PEERS (Program for the Education and Enrichment of Relational Skills) is UCLA's 16-week structured social skills curriculum, originally designed for autistic teens and young adults, with adapted versions for school-age children and a separate dating module for older participants. The 2025 narrative review in Translational Pediatrics rates it among the highest-evidence CBT-based programs in the field.

At what age should social skills training start?

There is no single right age — the literature points to different work at each stage. Toddlers benefit from joint attention, gestures, and AAC if speech is delayed; school-age children from Social Stories, peer-play work, and LEGO Therapy; teens from PEERS; young adults from PEERS' young-adult version plus workplace scripts. The 2024 transferability research suggests skills transfer better in mild autism and that intensity, duration, and context all matter.

Is social skills training the same as ABA?

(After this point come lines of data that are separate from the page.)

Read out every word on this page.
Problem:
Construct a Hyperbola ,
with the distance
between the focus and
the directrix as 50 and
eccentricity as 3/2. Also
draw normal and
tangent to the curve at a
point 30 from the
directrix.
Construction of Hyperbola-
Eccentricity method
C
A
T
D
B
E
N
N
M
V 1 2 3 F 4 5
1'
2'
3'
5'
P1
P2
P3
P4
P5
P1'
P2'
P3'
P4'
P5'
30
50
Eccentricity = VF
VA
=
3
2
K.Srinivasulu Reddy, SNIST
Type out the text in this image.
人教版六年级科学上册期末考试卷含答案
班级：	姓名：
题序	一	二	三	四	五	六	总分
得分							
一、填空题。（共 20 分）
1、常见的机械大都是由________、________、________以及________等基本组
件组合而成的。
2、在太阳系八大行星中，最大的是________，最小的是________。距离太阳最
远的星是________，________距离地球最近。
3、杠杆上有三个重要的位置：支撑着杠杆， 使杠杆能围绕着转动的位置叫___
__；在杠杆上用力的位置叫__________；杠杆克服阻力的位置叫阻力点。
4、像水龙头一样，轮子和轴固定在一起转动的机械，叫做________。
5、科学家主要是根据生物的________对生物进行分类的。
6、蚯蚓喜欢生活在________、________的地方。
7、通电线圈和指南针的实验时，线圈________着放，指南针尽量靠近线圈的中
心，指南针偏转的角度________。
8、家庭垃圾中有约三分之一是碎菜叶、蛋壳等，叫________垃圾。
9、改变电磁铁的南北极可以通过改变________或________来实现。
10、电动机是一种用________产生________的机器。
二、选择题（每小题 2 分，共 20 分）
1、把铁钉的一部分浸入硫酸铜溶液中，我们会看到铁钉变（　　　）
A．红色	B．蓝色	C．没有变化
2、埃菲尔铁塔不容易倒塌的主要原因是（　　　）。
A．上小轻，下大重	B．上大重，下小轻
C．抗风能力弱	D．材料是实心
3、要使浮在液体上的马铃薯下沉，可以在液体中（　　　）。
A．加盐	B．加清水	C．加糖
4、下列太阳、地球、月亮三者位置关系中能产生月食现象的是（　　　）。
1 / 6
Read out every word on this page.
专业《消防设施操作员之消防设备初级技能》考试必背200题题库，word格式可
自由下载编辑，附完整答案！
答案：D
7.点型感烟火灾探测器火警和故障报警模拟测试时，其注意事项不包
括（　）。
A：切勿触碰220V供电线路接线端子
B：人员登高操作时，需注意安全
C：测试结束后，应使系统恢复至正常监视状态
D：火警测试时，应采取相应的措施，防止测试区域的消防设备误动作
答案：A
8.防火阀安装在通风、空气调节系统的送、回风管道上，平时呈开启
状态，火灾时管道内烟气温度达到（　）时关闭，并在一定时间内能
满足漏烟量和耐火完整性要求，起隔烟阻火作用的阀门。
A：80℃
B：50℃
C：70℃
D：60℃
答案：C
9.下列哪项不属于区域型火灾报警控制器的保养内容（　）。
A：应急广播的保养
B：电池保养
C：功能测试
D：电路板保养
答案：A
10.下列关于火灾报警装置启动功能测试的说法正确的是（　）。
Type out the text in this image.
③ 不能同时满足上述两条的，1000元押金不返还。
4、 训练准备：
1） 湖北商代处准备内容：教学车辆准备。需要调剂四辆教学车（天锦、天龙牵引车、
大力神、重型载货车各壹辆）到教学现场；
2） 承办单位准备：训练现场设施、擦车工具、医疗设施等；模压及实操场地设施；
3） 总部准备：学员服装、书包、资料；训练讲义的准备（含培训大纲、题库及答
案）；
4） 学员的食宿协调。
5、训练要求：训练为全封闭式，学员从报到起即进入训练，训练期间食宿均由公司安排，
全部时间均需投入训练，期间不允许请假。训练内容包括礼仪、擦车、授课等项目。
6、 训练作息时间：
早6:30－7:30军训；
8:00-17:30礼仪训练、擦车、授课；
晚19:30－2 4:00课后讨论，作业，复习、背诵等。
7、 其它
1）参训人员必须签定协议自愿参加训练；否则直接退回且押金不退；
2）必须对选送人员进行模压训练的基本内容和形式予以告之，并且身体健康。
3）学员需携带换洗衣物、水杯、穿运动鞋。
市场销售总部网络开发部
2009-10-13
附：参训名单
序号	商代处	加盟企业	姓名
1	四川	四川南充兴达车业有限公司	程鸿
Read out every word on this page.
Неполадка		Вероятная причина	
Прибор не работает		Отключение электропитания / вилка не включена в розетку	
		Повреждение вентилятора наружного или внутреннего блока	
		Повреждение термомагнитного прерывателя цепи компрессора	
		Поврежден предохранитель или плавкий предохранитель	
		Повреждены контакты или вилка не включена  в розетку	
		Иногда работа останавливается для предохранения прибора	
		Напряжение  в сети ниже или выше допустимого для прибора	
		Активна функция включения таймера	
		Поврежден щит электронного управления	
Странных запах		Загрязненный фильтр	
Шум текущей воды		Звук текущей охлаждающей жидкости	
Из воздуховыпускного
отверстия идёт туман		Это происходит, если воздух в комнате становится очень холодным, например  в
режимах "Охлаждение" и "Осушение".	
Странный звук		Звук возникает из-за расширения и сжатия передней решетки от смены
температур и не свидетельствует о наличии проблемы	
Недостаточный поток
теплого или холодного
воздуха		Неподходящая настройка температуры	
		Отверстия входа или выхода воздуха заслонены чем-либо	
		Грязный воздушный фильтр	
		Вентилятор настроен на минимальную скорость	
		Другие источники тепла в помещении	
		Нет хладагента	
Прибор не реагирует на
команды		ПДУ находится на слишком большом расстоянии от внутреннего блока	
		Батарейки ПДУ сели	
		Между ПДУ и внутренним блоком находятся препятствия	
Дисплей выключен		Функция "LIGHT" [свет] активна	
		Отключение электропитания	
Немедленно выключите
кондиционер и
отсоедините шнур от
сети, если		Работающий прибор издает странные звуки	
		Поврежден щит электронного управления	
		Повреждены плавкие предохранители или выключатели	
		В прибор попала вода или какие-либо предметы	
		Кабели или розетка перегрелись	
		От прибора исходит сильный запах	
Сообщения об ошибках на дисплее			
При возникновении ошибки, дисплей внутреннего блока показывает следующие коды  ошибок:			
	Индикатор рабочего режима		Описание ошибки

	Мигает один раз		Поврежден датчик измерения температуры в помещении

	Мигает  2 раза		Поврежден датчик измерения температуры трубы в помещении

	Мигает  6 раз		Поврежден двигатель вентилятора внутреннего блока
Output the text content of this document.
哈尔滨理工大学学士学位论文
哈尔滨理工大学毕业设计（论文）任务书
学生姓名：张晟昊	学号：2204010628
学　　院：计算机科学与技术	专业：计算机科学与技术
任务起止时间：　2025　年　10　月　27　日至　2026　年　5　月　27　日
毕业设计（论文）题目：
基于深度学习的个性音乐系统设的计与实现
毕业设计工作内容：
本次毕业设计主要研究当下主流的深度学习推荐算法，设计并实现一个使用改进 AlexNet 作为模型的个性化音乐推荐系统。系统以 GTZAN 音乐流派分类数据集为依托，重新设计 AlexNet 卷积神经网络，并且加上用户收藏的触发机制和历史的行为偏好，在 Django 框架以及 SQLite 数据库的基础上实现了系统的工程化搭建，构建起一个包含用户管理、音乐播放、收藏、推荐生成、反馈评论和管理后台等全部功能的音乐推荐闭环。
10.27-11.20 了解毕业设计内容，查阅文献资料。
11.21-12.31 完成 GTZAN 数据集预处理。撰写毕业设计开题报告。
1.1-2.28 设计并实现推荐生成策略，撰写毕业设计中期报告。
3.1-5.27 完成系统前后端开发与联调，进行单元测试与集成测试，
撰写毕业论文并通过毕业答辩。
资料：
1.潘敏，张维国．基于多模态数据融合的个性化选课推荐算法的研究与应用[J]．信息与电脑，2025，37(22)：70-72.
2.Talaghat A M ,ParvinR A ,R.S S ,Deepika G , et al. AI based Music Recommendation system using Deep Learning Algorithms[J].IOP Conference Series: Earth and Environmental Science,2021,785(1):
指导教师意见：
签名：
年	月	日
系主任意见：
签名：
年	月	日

No. ABA (Applied Behavior Analysis) is a broader behaviour-change framework that may include social skills work. Social skills training is also delivered through CBT-based programs (PEERS, summerMAX), naturalistic methods (Pivotal Response Treatment, LEGO Therapy), and parent-mediated approaches. The 2025 narrative review in Translational Pediatrics identifies CBT and naturalistic interventions as having the strongest evidence.

What is the double empathy problem?

A research-backed reframe (Milton 2012; Sasson and Morrison 2019) showing that social misunderstandings between autistic and non-autistic people are bidirectional, not a one-way autistic deficit. It is reshaping how clinicians design social skills programs to focus on mutual communication rather than asking autistic children to mask.